12.6.2.4.1. Plugin features

The certificate referred to as "client certificate" in this document is the X.509 certificate involved in the SSL/TLS handshake ("mutual TLS"). In PSD2 it is a QWAC (qualified website authentication certificate).

It is not about the signing certificates for HTTP request signature (see 12.6.2.3. HTTP request signature verification for NextGenPSD2).

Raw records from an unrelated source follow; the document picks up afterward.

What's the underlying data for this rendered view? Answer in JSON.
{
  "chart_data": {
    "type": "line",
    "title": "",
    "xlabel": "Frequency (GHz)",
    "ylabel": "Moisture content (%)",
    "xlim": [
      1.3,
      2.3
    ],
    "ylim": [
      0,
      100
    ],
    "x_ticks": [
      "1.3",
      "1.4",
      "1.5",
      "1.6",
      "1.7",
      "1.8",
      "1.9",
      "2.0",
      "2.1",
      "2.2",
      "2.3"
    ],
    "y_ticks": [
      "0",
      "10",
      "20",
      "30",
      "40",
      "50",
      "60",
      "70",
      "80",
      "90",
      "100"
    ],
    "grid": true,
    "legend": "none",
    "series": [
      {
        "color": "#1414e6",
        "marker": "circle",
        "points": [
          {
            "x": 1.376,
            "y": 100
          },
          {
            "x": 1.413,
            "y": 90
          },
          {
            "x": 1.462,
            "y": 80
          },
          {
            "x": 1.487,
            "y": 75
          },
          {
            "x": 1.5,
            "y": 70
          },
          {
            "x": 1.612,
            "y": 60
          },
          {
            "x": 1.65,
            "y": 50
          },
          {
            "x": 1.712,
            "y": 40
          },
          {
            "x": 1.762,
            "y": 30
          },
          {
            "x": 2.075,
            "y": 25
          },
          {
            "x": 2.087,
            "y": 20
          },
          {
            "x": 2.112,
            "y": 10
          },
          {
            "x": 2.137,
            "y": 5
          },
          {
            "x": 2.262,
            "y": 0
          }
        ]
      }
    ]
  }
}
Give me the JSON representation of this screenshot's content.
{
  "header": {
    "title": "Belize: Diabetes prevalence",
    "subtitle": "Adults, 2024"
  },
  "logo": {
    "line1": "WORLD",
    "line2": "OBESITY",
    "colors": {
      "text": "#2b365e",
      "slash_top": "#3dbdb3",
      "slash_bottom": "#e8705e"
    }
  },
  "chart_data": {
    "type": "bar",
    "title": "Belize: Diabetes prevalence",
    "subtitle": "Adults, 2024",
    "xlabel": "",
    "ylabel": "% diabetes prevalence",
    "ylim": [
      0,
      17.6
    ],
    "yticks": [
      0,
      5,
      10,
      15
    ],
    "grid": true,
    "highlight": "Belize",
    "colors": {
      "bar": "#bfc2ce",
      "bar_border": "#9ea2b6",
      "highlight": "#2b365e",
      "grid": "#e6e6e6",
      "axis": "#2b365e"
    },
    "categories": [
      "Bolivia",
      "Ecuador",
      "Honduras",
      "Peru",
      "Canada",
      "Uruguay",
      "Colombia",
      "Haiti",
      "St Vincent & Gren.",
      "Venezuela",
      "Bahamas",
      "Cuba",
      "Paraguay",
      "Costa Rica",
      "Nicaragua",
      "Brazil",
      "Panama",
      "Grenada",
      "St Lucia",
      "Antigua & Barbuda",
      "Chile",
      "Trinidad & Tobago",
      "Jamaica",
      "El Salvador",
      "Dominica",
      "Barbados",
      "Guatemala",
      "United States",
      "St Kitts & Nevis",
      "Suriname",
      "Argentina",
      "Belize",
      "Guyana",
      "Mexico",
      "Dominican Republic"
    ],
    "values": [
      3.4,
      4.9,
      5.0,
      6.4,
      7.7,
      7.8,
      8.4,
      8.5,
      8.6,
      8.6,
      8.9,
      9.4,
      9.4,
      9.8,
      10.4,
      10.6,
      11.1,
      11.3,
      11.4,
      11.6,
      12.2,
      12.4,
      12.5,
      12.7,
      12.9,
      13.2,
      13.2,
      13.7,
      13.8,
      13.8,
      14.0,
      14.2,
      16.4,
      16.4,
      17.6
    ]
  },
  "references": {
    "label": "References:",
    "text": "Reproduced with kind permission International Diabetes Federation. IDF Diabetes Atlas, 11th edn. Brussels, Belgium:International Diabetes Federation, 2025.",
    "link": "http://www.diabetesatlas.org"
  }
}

The plugin "NextGenPSD2 Certificate Authenticator" provides the following features:

  • Check validity period (if check is enabled).
  • Check status of the client certificate (check CRLs and/or OCSPs).
  • Extract "organizationIdentifier" (identifying the TPP) from the client certificate's subject DN: This will be available as "username" attribute for later identity propagation.
  • Extract TPP roles (one or more values of "PSP_AS", "PSP_PI", "PSP_AI", "PSP_IC" - see also mapping-to-roles list in 12.6.2.2. Airlock Gateway (WAF) and IAM configuration for NextGenPSD2) from the client certificate.
  • Load technical clients from IAM's "technical client database":
    • Add technical client if not yet in IAM's "technical client database" ("on-the-fly registration"). The bank may be notified when this happens, by implementing a technical client interceptor ().
    • Check if technical client has been "locked" in the IAM's technical client database. Locked technical clients may not access the bank's APIs.
    • A TPP is uniquely identified by the organizationIdentifier of the certificate's subject DN. Multiple TPP certificates with different subject DNs but belonging to the same TPP may co-exist in the IAM database.
    • Note that there is a REST API in the IAM Adminapp that allows administrators to manage the registered technical clients. See 12.6.4. Technical client in IAM and tech-clients REST API for details.

Scope of Certificate Verification

At least the following certificate verification tasks must be done in Airlock Gateway (WAF) (make sure Airlock Gateway (WAF) is configured accordingly):

  • Ensure a client certificate is successfully involved in the SSL/TLS handshake. 
  • Ensure the issuer of the client certificate is trusted.
  • Check OCSP and CRLs (this may also be done in IAM - see below).